0

I am using a GPU cluster without GPUDirect support. From this briefing, the following is done when transferring GPU data across nodes:

  1. GPU writes to pinned sysmem1
  2. CPU copies from sysmem1 to sysmem2
  3. Infiniband driver copies from sysmem2

Now I am not sure whether the second step is an implicit step when I transfer sysmem1 across Infiniband using MPI. By assuming this, my current programming model is something like this:

  1. cudaMemcpy(hostmem, devicemem, size, cudaMemcpyDeviceToHost).
  2. MPI_Send(hostmem,...)

Is my above assumption true and will my programming model work without causing communication issues?

einpoklum
  • 118,144
  • 57
  • 340
  • 684
Hailiang Zhang
  • 17,604
  • 23
  • 71
  • 117
  • Depending on the MPI implementation...it may be possible to force all messages (regardless of size) to use the RDMA eager protocol.
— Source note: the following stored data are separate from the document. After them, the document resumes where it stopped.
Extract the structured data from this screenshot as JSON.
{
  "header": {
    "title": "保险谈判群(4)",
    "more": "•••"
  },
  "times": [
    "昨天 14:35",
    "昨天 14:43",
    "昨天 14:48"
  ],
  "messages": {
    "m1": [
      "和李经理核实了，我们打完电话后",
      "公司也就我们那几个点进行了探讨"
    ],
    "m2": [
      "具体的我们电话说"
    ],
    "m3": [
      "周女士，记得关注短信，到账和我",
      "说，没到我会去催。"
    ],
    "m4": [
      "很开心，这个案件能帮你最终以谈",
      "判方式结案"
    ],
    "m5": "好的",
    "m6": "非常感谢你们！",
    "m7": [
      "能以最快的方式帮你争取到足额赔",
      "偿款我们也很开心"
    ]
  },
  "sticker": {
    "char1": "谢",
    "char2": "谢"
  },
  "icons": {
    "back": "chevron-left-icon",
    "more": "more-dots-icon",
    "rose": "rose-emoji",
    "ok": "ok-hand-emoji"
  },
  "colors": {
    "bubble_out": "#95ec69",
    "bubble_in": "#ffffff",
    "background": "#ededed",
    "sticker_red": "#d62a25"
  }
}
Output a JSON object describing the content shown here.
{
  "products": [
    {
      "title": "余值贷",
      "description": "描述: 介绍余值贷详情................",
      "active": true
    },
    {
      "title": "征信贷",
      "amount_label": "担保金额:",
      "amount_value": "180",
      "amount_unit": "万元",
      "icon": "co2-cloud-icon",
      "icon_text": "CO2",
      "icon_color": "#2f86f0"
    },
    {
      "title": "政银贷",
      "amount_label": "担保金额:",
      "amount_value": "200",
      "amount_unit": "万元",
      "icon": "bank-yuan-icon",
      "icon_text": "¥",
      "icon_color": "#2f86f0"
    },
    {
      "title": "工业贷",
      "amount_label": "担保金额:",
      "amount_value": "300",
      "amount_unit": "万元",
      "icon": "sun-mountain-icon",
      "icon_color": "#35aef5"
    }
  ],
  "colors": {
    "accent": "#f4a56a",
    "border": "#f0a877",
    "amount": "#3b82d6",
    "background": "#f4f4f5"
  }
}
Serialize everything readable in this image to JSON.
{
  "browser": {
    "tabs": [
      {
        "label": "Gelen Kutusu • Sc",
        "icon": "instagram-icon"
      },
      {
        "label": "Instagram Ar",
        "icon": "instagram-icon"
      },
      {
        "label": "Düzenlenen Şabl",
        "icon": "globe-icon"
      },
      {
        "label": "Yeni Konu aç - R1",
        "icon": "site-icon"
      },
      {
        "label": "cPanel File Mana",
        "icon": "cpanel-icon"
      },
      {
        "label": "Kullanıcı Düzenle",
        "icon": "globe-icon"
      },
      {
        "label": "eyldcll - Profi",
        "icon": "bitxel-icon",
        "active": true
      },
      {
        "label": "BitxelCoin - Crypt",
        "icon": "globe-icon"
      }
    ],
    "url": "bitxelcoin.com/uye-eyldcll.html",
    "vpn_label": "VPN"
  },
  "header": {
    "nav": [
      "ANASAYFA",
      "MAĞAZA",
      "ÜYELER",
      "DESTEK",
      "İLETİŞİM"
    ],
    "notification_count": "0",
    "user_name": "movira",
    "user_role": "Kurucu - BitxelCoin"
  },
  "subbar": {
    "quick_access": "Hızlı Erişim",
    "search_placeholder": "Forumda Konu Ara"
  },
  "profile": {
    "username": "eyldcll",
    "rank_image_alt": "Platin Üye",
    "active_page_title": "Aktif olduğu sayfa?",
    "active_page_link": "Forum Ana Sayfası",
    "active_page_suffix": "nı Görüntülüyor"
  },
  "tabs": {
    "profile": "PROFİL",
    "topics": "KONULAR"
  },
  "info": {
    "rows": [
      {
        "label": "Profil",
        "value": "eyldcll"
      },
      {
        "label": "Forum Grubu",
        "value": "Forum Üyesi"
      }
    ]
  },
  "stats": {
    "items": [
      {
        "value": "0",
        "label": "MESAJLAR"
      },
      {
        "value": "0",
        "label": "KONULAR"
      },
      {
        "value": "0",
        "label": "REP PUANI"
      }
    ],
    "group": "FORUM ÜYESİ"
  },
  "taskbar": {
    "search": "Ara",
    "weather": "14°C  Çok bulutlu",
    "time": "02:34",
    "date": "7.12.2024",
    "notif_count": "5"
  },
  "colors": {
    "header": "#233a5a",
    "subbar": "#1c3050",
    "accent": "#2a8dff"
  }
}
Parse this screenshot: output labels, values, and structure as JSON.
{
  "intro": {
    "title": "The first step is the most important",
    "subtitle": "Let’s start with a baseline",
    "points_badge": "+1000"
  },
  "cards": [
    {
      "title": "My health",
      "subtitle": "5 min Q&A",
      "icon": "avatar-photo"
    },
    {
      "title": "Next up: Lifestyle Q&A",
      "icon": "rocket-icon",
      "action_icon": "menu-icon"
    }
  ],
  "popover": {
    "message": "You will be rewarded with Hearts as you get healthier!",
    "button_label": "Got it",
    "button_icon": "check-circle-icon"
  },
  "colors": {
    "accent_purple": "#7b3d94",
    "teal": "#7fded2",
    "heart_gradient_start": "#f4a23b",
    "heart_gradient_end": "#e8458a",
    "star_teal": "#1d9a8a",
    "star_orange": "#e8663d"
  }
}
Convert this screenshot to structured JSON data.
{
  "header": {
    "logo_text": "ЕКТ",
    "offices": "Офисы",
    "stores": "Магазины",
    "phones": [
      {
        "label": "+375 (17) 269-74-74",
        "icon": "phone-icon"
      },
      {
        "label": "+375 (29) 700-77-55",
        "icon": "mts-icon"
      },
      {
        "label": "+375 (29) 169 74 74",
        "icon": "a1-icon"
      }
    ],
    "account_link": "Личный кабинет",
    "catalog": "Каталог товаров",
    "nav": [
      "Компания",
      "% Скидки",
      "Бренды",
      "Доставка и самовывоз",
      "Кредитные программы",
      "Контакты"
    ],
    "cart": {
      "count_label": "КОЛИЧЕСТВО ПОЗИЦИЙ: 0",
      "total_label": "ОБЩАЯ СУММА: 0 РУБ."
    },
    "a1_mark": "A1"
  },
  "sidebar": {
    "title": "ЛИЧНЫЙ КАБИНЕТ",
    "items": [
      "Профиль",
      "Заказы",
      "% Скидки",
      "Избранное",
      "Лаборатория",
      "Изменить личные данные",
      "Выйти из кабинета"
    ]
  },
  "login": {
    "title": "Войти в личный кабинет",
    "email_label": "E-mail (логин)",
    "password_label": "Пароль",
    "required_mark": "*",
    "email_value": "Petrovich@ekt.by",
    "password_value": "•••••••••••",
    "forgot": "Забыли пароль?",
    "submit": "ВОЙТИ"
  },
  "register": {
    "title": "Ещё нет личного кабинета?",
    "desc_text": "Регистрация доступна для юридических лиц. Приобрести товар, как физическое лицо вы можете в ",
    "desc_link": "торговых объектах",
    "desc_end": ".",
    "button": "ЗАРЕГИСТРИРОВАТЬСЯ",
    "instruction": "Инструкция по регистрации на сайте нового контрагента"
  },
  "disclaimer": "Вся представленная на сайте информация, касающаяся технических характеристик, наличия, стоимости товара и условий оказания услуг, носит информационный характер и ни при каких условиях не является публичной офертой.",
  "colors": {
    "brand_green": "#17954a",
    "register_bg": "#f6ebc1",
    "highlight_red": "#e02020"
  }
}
In the eager protocol, the MPI library will copy the GPU "sysmem1" into a pre-pinned buffer "sysmem2" for the RDMA transfer. This technique can be helpful for applications that can not be modified. The amount of pre-pinned memory for best performance in this case can be quite large. – Stan Graves Sep 20 '13 at 19:28

1 Answers1

3

Yes, you can use CUDA and MPI independently (i.e. without GPUDirect), just as you describe.

  1. Move the data from device to host
  2. Transfer the data as you ordinarily would, using MPI

You might be interested in this presentation, which explains CUDA-aware MPI, and gives an example side-by-side on slide 11 of non-cuda MPI and CUDA-MPI

Robert Crovella
  • 143,785
  • 11
  • 213
  • 257